The behavior of the electric- $\mathbf{E}$ and the magnetic-field $\mathbf{B}$ und time reversal and parity can be calculated in different ways.
My first solution is to study the transformation behavior of the Field-strength-tensor $F^{\mu\nu}$ when acting on it with the Lorentz-transformation for time reversal $$(\mathcal{T}_{\;\;\;\nu}^{\mu})=\text{diag}(-1,1,1,1)$$ and similarly for partiy $$(\mathcal{P}_{\;\;\nu}^{\mu})=\text{diag}(1,-1,-1,-1)$$. The result is that for both time reversal and parity $\mathbf{E}$ and $\mathbf{B}$ behave as: $$\begin{align}\mathbf{E'} &= -\mathbf{E}\\ \mathbf{B'} &= \mathbf{B} \end{align}$$
On the other hand, if one follows the argumentation of Jackson and demands the invariance of the e.o.m., mathematically: $$\begin{align} \mathcal{T}&: \quad \mathbf{x'} = \mathbf{x} \quad \text{and} \quad t' = -t\\ \mathcal{P}&: \quad \mathbf{x'} = -\mathbf{x} \quad \text{and} \quad t' = t \end{align}$$ for the transformations and $$m_0 \gamma' \frac{\mathrm{d}u'^\mu}{\mathrm{d}t'} \stackrel{!}{=} \frac{q}{c} F'^{\mu\nu}u'_\nu $$ for the e.o.m.
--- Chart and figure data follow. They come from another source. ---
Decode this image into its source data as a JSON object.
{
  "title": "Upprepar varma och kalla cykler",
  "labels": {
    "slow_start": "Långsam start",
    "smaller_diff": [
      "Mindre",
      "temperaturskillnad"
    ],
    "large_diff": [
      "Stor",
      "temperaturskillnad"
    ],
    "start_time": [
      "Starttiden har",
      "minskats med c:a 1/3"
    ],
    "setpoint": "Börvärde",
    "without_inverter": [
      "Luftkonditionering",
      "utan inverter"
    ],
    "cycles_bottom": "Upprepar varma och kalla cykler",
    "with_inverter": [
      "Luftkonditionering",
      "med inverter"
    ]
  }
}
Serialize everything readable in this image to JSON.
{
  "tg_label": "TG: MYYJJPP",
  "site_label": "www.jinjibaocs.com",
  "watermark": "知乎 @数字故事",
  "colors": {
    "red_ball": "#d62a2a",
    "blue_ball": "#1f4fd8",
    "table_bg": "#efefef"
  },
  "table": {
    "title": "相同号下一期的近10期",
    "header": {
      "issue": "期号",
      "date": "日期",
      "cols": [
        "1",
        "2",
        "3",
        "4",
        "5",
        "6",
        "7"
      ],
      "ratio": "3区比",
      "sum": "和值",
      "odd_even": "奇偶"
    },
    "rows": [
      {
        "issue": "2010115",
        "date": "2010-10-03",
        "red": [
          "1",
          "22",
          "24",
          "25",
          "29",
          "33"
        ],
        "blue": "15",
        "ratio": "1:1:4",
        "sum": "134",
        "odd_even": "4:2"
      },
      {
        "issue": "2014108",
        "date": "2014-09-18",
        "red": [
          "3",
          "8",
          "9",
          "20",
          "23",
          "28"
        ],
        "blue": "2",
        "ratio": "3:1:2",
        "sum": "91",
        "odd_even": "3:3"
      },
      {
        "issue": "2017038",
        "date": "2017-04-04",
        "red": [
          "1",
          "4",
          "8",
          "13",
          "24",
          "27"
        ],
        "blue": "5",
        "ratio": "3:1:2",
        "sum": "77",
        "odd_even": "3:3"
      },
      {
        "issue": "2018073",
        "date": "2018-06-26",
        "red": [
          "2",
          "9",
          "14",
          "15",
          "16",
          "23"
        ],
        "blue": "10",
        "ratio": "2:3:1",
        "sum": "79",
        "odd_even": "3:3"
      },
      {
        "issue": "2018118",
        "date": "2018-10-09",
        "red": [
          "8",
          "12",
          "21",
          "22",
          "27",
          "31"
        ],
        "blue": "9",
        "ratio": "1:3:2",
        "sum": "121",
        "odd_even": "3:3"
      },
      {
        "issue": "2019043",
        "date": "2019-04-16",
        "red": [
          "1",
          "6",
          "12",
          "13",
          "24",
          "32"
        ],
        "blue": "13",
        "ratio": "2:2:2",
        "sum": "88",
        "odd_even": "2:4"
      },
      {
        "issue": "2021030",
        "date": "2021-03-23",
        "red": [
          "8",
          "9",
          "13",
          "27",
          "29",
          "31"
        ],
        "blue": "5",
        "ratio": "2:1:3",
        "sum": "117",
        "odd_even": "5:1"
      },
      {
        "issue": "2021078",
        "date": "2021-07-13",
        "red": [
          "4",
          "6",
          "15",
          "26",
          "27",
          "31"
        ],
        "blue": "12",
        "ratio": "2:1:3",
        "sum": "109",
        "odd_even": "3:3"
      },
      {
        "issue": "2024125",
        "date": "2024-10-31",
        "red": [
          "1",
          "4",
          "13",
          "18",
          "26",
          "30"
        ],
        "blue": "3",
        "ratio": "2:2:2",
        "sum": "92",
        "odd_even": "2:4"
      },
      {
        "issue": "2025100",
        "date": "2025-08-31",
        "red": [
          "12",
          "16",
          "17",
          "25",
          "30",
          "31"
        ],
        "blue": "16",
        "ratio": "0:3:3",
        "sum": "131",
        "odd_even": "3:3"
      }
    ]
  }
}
The equation above implies a different transformation behavior for the field-strength-tensor with the result: $$\begin{align} \mathcal{T}&: \quad \mathbf{E'} = \mathbf{E} \quad \text{and} \quad \mathbf{B'} = -\mathbf{B}\\ \mathcal{P}&: \quad \mathbf{E'} = -\mathbf{E} \quad \text{and} \quad \mathbf{B'} = \mathbf{B} \end{align}$$
My question now: How is this issue/ambiguity resolved or what is my misconception.